Blick zurück im Zorn.

Im Krankenhaus. 50-er Jahre? 60-er Jahre? Egal. Irgendwann. Der Zorn des Gerechten, er erbost sich in seiner Not, allein gelassen zu sein: “Wo ist der Arzt!? Wo ist der Arzt!? Ich will endlich einen Arzt!” Der Arzt steht neben ihm. Es ist eine Frau. Er aber akzeptiert keine FRAU. Er will einen MANN.

Eine Frau als Arzt? Undenkbar!

Glücklicherweise hat diese Idiotie ein Ende bekommen. Erreicht oder gar passiert hat sie dieses Ende nicht.

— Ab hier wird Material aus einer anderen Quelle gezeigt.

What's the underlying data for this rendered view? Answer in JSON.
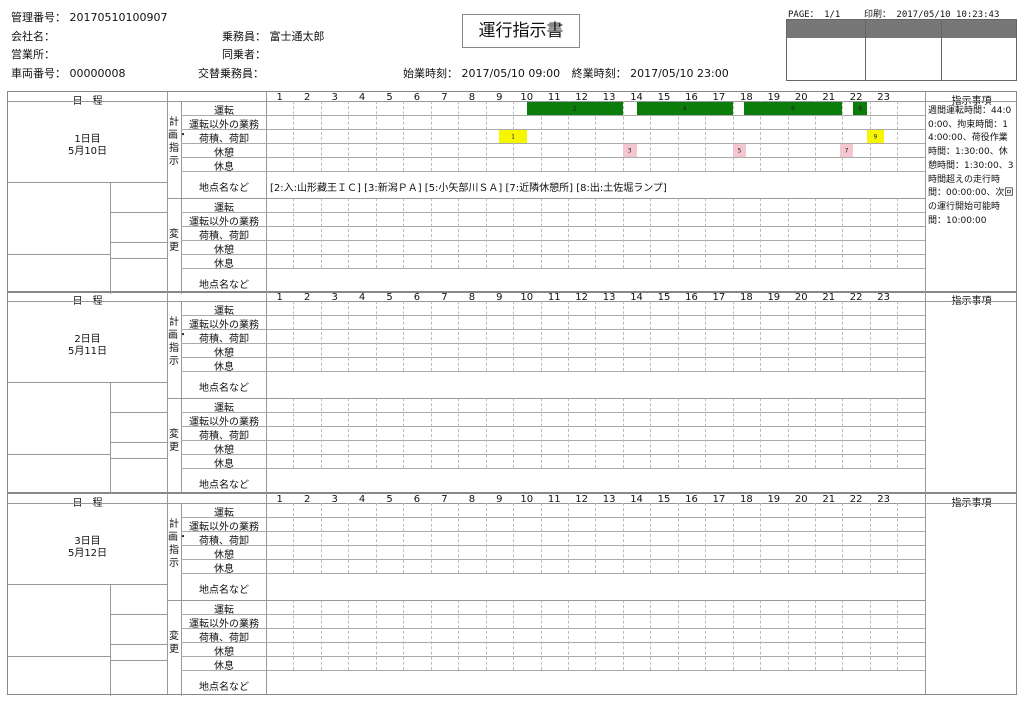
{
  "header": {
    "mgmt_label": "管理番号：",
    "mgmt_value": "20170510100907",
    "company_label": "会社名：",
    "office_label": "営業所：",
    "vehicle_label": "車両番号：",
    "vehicle_value": "00000008",
    "crew_label": "乗務員：",
    "crew_value": "富士通太郎",
    "co_label": "同乗者：",
    "relief_label": "交替乗務員：",
    "start_label": "始業時刻：",
    "start_value": "2017/05/10 09:00",
    "end_label": "終業時刻：",
    "end_value": "2017/05/10 23:00",
    "title": "運行指示書",
    "page": "PAGE： 1/1",
    "print": "印刷： 2017/05/10 10:23:43"
  },
  "table": {
    "schedule_label": "日　程",
    "instructions_label": "指示事項",
    "hours": [
      "1",
      "2",
      "3",
      "4",
      "5",
      "6",
      "7",
      "8",
      "9",
      "10",
      "11",
      "12",
      "13",
      "14",
      "15",
      "16",
      "17",
      "18",
      "19",
      "20",
      "21",
      "22",
      "23"
    ],
    "plan_label": "計画・指示",
    "change_label": "変更",
    "row_labels": [
      "運転",
      "運転以外の業務",
      "荷積、荷卸",
      "休憩",
      "休息"
    ],
    "place_label": "地点名など"
  },
  "days": [
    {
      "day": "1日目",
      "date": "5月10日",
      "places": "[2:入:山形藏王ＩＣ] [3:新潟ＰＡ] [5:小矢部川ＳＡ] [7:近隣休憩所] [8:出:土佐堀ランプ]",
      "notes": "週間運転時間：44:00:00、拘束時間：14:00:00、荷役作業時間：1:30:00、休憩時間：1:30:00、3時間超えの走行時間：00:00:00、次回の運行開始可能時間：10:00:00",
      "bars": [
        {
          "row": 0,
          "start": 10.0,
          "end": 13.5,
          "label": "2",
          "color": "#0a7d0a"
        },
        {
          "row": 0,
          "start": 14.0,
          "end": 17.5,
          "label": "4",
          "color": "#0a7d0a"
        },
        {
          "row": 0,
          "start": 17.9,
          "end": 21.5,
          "label": "6",
          "color": "#0a7d0a"
        },
        {
          "row": 0,
          "start": 21.9,
          "end": 22.4,
          "label": "8",
          "color": "#0a7d0a"
        },
        {
          "row": 2,
          "start": 9.0,
          "end": 10.0,
          "label": "1",
          "color": "#f6f600"
        },
        {
          "row": 2,
          "start": 22.4,
          "end": 23.0,
          "label": "9",
          "color": "#f6f600"
        },
        {
          "row": 3,
          "start": 13.5,
          "end": 14.0,
          "label": "3",
          "color": "#f4c6d0"
        },
        {
          "row": 3,
          "start": 17.5,
          "end": 18.0,
          "label": "5",
          "color": "#f4c6d0"
        },
        {
          "row": 3,
          "start": 21.4,
          "end": 21.9,
          "label": "7",
          "color": "#f4c6d0"
        }
      ]
    },
    {
      "day": "2日目",
      "date": "5月11日",
      "places": "",
      "notes": "",
      "bars": []
    },
    {
      "day": "3日目",
      "date": "5月12日",
      "places": "",
      "notes": "",
      "bars": []
    }
  ]
}
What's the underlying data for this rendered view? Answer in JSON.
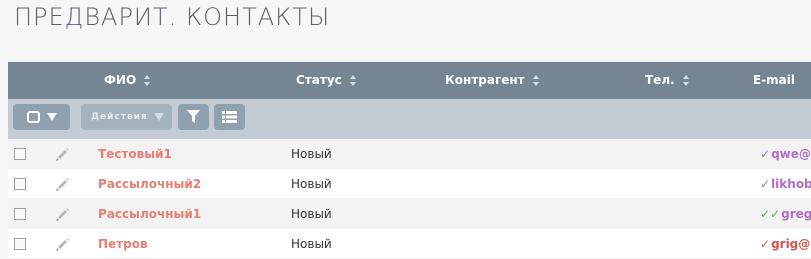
{
  "page": {
    "title": "ПРЕДВАРИТ. КОНТАКТЫ"
  },
  "table": {
    "columns": [
      {
        "label": "ФИО"
      },
      {
        "label": "Статус"
      },
      {
        "label": "Контрагент"
      },
      {
        "label": "Тел."
      },
      {
        "label": "E-mail"
      }
    ],
    "toolbar": {
      "actions_label": "Действия"
    },
    "rows": [
      {
        "name": "Тестовый1",
        "status": "Новый",
        "email_checks": "✓",
        "email": "qwe@a",
        "email_check_color": "#8e7ec8"
      },
      {
        "name": "Рассылочный2",
        "status": "Новый",
        "email_checks": "✓",
        "email": "likhobe",
        "email_check_color": "#8e7ec8"
      },
      {
        "name": "Рассылочный1",
        "status": "Новый",
        "email_checks": "✓✓",
        "email": "greg",
        "email_check_color": "#4caf50"
      },
      {
        "name": "Петров",
        "status": "Новый",
        "email_checks": "✓",
        "email": "grig@n",
        "email_check_color": "#d9534f"
      }
    ]
  },
  "icons": {
    "select": "checkbox-dropdown-icon",
    "filter": "filter-icon",
    "list": "list-icon",
    "edit": "pencil-icon"
  }
}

Idioten gibt es auch auf der Gegenseite, in der Form der “Political Correctness”, bei der es an einem Wort immer ein “Innen” gibt. So findet sich beim Lesen eines Werbeprospekts für eine Kreuzfahrt auch ein Hinweis auf “Bullauge/innen”. Aha, der Bullauge. Wir wissen Bescheid. Und was ist, neben Steward/innen, der Job eines Bullauge/innen? Verrückt? Nein, sondern realer Gedankenunfall, vor mehreren Jahren in Deutschland passiert und mit Verschwörermiene und verschmitztem Gesicht weitererzählt.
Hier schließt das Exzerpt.